Deixam atras de si um rastro,
percurso amargo
de um chorume ácido.

Ácido, como os percentuais dos homicídios
e os imperativos econômicos do capitalismo.

Ácido, como a erosão das entranhas das células,
dos corpos, da terra.

Ácido, como os esgotos-mares
as fumaças-nuvens e os trabalhos-ataúdes.

Parasita do planeta,
predador de todas as espécies,
vírus, metamorfoseado de mamífero.

Por um viés altruístico,
percebo nosso auto-extermínio.



terça-feira, 17 de maio de 2016

domingo, 15 de maio de 2016

Divagações noturnas

eu poderia pintar a casa de preto
pintar até o espelho
porque os olhos são traiçoeiros
me enganam.

mas penso se não ver
seria insensatez?

Me levanto,
acendo a luz
e opto pela lucidez.

Notas sobre este poema

Este poema deve ser queimado vivo!

As idéias aqui escritas são os frutos proibidos
de uma mente inútil, livre e de difícil acesso.

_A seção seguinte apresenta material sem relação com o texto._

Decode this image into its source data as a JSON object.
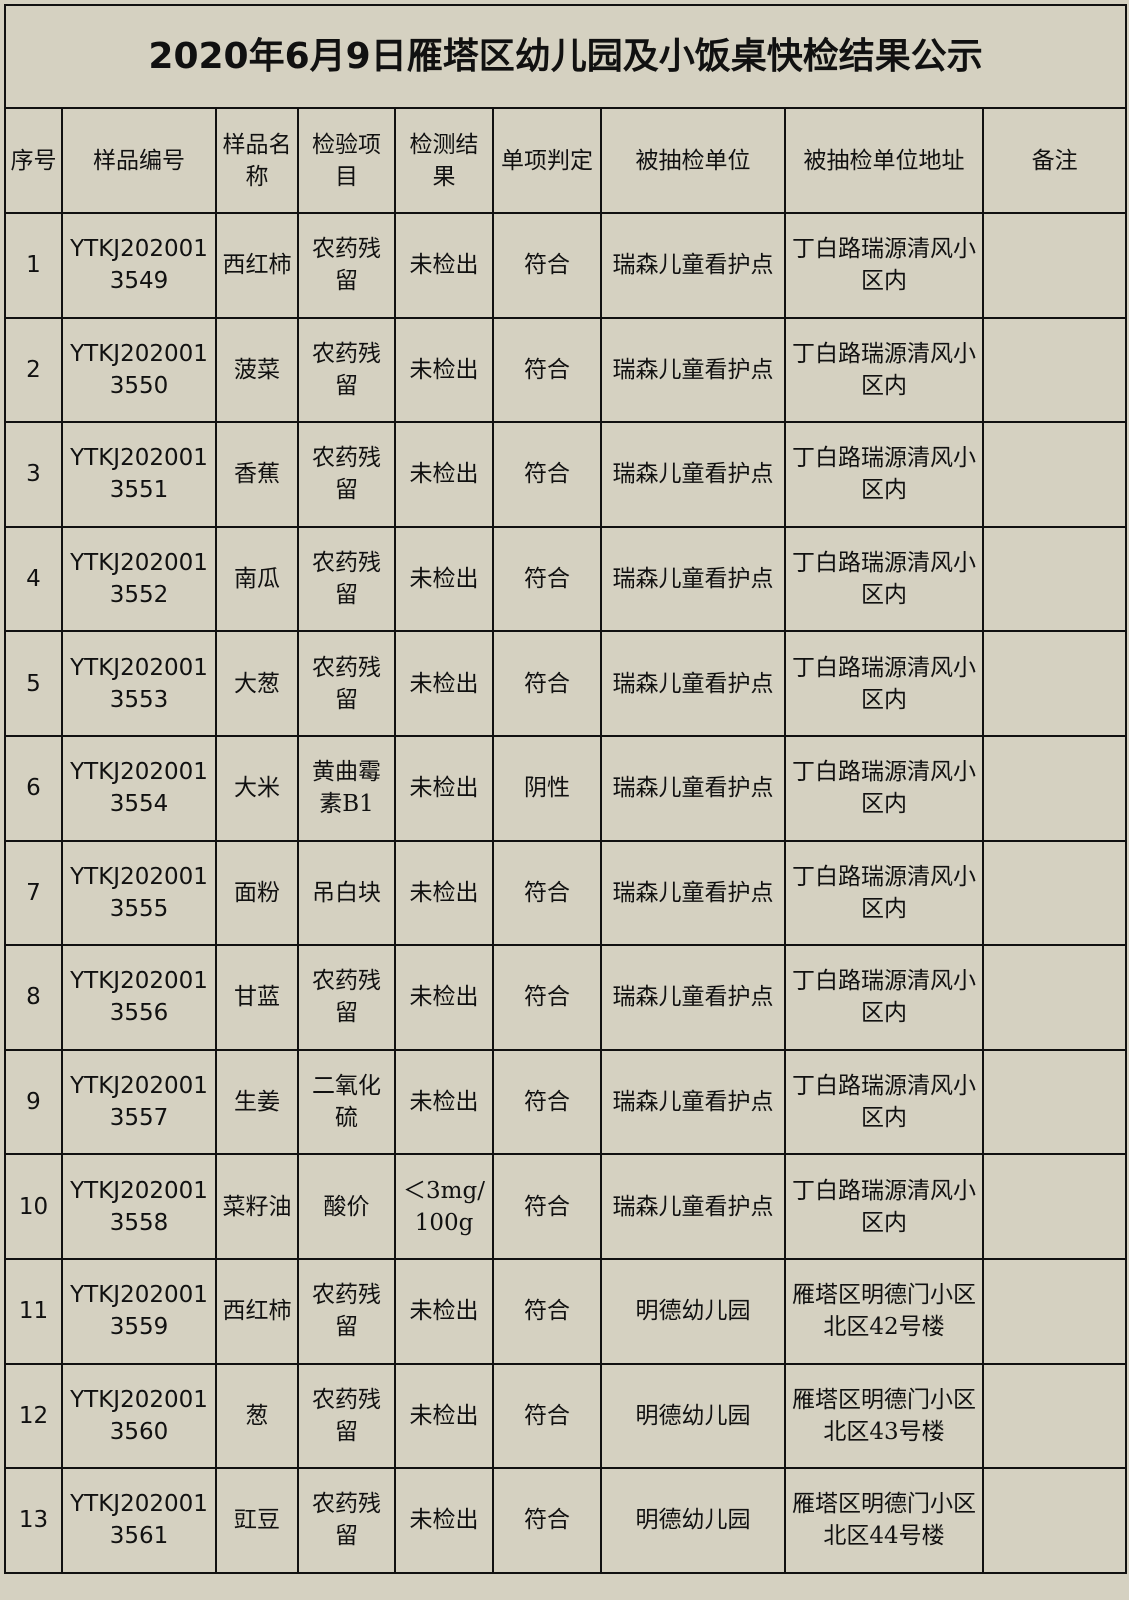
{
  "title": "2020年6月9日雁塔区幼儿园及小饭桌快检结果公示",
  "headers": [
    "序号",
    "样品编号",
    "样品名称",
    "检验项目",
    "检测结果",
    "单项判定",
    "被抽检单位",
    "被抽检单位地址",
    "备注"
  ],
  "rows": [
    {
      "no": "1",
      "code": "YTKJ2020013549",
      "name": "西红柿",
      "item": "农药残留",
      "result": "未检出",
      "judge": "符合",
      "unit": "瑞森儿童看护点",
      "addr": "丁白路瑞源清风小区内",
      "note": ""
    },
    {
      "no": "2",
      "code": "YTKJ2020013550",
      "name": "菠菜",
      "item": "农药残留",
      "result": "未检出",
      "judge": "符合",
      "unit": "瑞森儿童看护点",
      "addr": "丁白路瑞源清风小区内",
      "note": ""
    },
    {
      "no": "3",
      "code": "YTKJ2020013551",
      "name": "香蕉",
      "item": "农药残留",
      "result": "未检出",
      "judge": "符合",
      "unit": "瑞森儿童看护点",
      "addr": "丁白路瑞源清风小区内",
      "note": ""
    },
    {
      "no": "4",
      "code": "YTKJ2020013552",
      "name": "南瓜",
      "item": "农药残留",
      "result": "未检出",
      "judge": "符合",
      "unit": "瑞森儿童看护点",
      "addr": "丁白路瑞源清风小区内",
      "note": ""
    },
    {
      "no": "5",
      "code": "YTKJ2020013553",
      "name": "大葱",
      "item": "农药残留",
      "result": "未检出",
      "judge": "符合",
      "unit": "瑞森儿童看护点",
      "addr": "丁白路瑞源清风小区内",
      "note": ""
    },
    {
      "no": "6",
      "code": "YTKJ2020013554",
      "name": "大米",
      "item": "黄曲霉素B1",
      "result": "未检出",
      "judge": "阴性",
      "unit": "瑞森儿童看护点",
      "addr": "丁白路瑞源清风小区内",
      "note": ""
    },
    {
      "no": "7",
      "code": "YTKJ2020013555",
      "name": "面粉",
      "item": "吊白块",
      "result": "未检出",
      "judge": "符合",
      "unit": "瑞森儿童看护点",
      "addr": "丁白路瑞源清风小区内",
      "note": ""
    },
    {
      "no": "8",
      "code": "YTKJ2020013556",
      "name": "甘蓝",
      "item": "农药残留",
      "result": "未检出",
      "judge": "符合",
      "unit": "瑞森儿童看护点",
      "addr": "丁白路瑞源清风小区内",
      "note": ""
    },
    {
      "no": "9",
      "code": "YTKJ2020013557",
      "name": "生姜",
      "item": "二氧化硫",
      "result": "未检出",
      "judge": "符合",
      "unit": "瑞森儿童看护点",
      "addr": "丁白路瑞源清风小区内",
      "note": ""
    },
    {
      "no": "10",
      "code": "YTKJ2020013558",
      "name": "菜籽油",
      "item": "酸价",
      "result": "＜3mg/100g",
      "judge": "符合",
      "unit": "瑞森儿童看护点",
      "addr": "丁白路瑞源清风小区内",
      "note": ""
    },
    {
      "no": "11",
      "code": "YTKJ2020013559",
      "name": "西红柿",
      "item": "农药残留",
      "result": "未检出",
      "judge": "符合",
      "unit": "明德幼儿园",
      "addr": "雁塔区明德门小区北区42号楼",
      "note": ""
    },
    {
      "no": "12",
      "code": "YTKJ2020013560",
      "name": "葱",
      "item": "农药残留",
      "result": "未检出",
      "judge": "符合",
      "unit": "明德幼儿园",
      "addr": "雁塔区明德门小区北区43号楼",
      "note": ""
    },
    {
      "no": "13",
      "code": "YTKJ2020013561",
      "name": "豇豆",
      "item": "农药残留",
      "result": "未检出",
      "judge": "符合",
      "unit": "明德幼儿园",
      "addr": "雁塔区明德门小区北区44号楼",
      "note": ""
    }
  ]
}
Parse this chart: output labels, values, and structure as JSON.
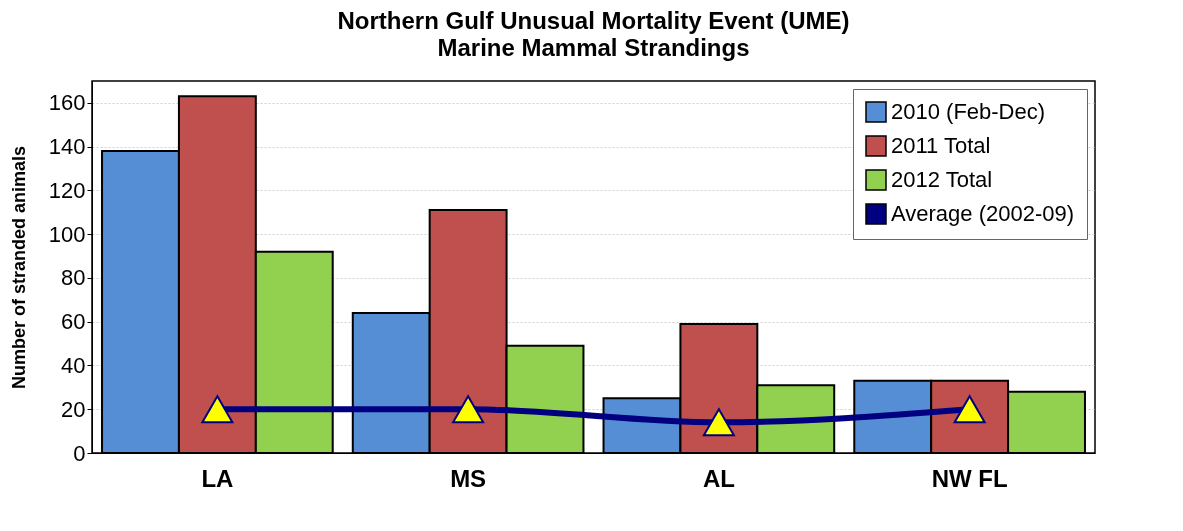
{
  "chart_data": {
    "type": "bar",
    "title": "Northern Gulf Unusual Mortality Event (UME)",
    "subtitle": "Marine Mammal Strandings",
    "ylabel": "Number of stranded animals",
    "categories": [
      "LA",
      "MS",
      "AL",
      "NW FL"
    ],
    "series": [
      {
        "name": "2010 (Feb-Dec)",
        "color": "#558ed5",
        "values": [
          138,
          64,
          25,
          33
        ]
      },
      {
        "name": "2011 Total",
        "color": "#c0504d",
        "values": [
          163,
          111,
          59,
          33
        ]
      },
      {
        "name": "2012 Total",
        "color": "#92d050",
        "values": [
          92,
          49,
          31,
          28
        ]
      },
      {
        "name": "Average (2002-09)",
        "type": "line",
        "color": "#000080",
        "values": [
          20,
          20,
          14,
          20
        ]
      }
    ],
    "ylim": [
      0,
      170
    ],
    "yticks": [
      0,
      20,
      40,
      60,
      80,
      100,
      120,
      140,
      160
    ],
    "grid": "y",
    "legend": "top right",
    "marker": "triangle"
  }
}
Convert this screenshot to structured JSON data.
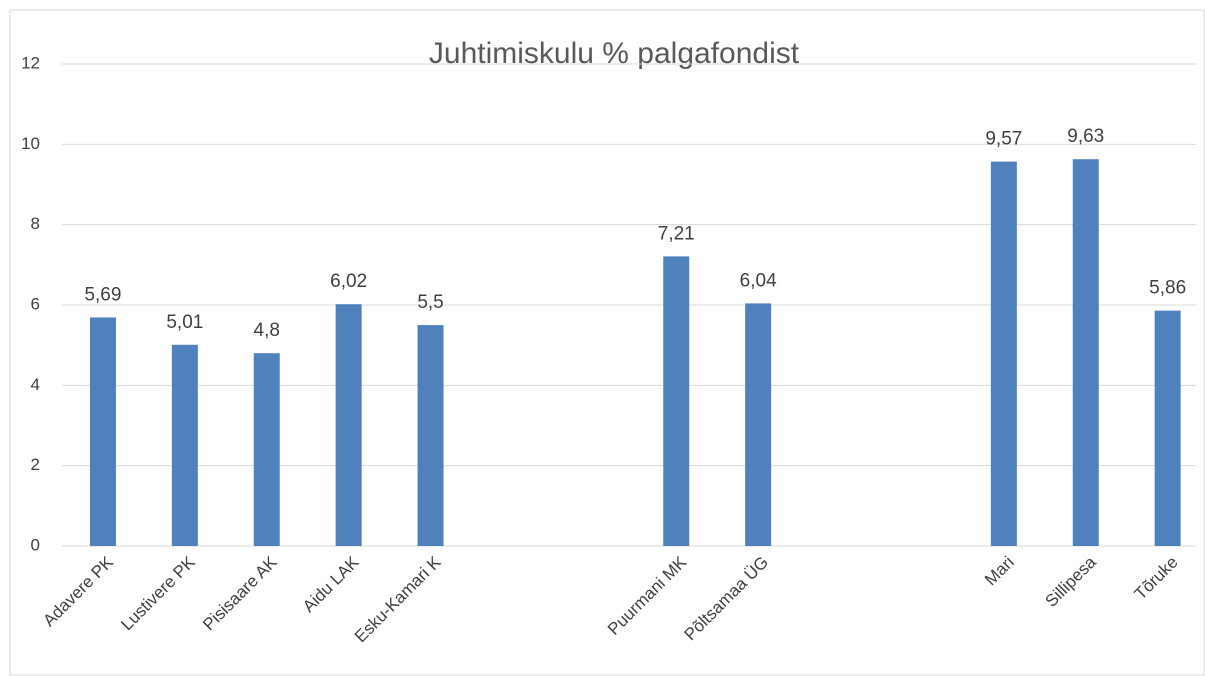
{
  "chart_data": {
    "type": "bar",
    "title": "Juhtimiskulu % palgafondist",
    "categories": [
      "Adavere PK",
      "Lustivere PK",
      "Pisisaare AK",
      "Aidu LAK",
      "Esku-Kamari K",
      null,
      null,
      "Puurmani MK",
      "Põltsamaa ÜG",
      null,
      null,
      "Mari",
      "Sillipesa",
      "Tõruke"
    ],
    "values": [
      5.69,
      5.01,
      4.8,
      6.02,
      5.5,
      null,
      null,
      7.21,
      6.04,
      null,
      null,
      9.57,
      9.63,
      5.86
    ],
    "value_labels": [
      "5,69",
      "5,01",
      "4,8",
      "6,02",
      "5,5",
      null,
      null,
      "7,21",
      "6,04",
      null,
      null,
      "9,57",
      "9,63",
      "5,86"
    ],
    "color": "#4f81bd",
    "ylim": [
      0,
      12
    ],
    "yticks": [
      0,
      2,
      4,
      6,
      8,
      10,
      12
    ],
    "grid": true
  }
}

O autor apresenta comportamentos de elevada periculosidade:
- Não assiste televisão
- Não passeia no shopping aos domingos
- Não toma dinheiro emprestado
- Não frequenta igrejas e nem é viciado
- Trabalha somente o necessário para justificar o ordenado
- Ah! E caminha sem direção nos dias de folga.

Assinado

Glória


Pardais

Escuto, de minha gaiola,
o canto eufórico dos pardais
que se deliciam bicando a própria carne

arde, arde, arde, arde...

Bebem do próprio sangue
sem perceber que estão crucificados,
Rezam pelo Salvador
e se entorpecem na própria dor.

A Natureza

A natureza,

Palavra tão feminina,
Bela, como um furacão,
Recatada, como um tsunami,
Do lar, como um terremoto,
Procura manter limpa a casa,
Mas, às vezes, esquece alguns cômodos.

Zoológico

Milhões de jumentos
disputam o que resta de grama
na lama do planalto

Ratos por todos os lados,
na piscina, na sala, no templos,
nos escritórios e departamentos

Hienas riem alto,
antevendo a carnificina
dos combates nas esquinas

Enquanto isso, as raposas
gerenciam o galinheiro:
Ponham mais ovo!

Física Quântica

Pode o acelerador de partículas
acelerar o tempo de nossas vidas?

Não quero viver o peso
de poder ser preso
por ter idéias contra-ditas
Duras que me vincam a testa,
que não é de ferro,
senão carne  sangrenta
de um corpo censurado
na liberdade da ordem
e do pró-regresso

quinta-feira, 10 de março de 2016

Famintos

Um pão envelhecido
com sabor de domingo
preenche esse buraco de

A água nunca é dada,
ora doce, ora amarga
sem fluir nesse rio de

Até o fruto, que de longe
se vê a cor e de onde,
incolor, cai do pé de...

Desordem

A fumaça do café
O cheiro de naftalina
Brigam por comida os pardais
Carros dobram na esquina...
Sobre as  roupas, o catarro
O gato pula excitado
Crash!Praaaaa!Beeeeeeeep! wwwwwwhhhhoooooo!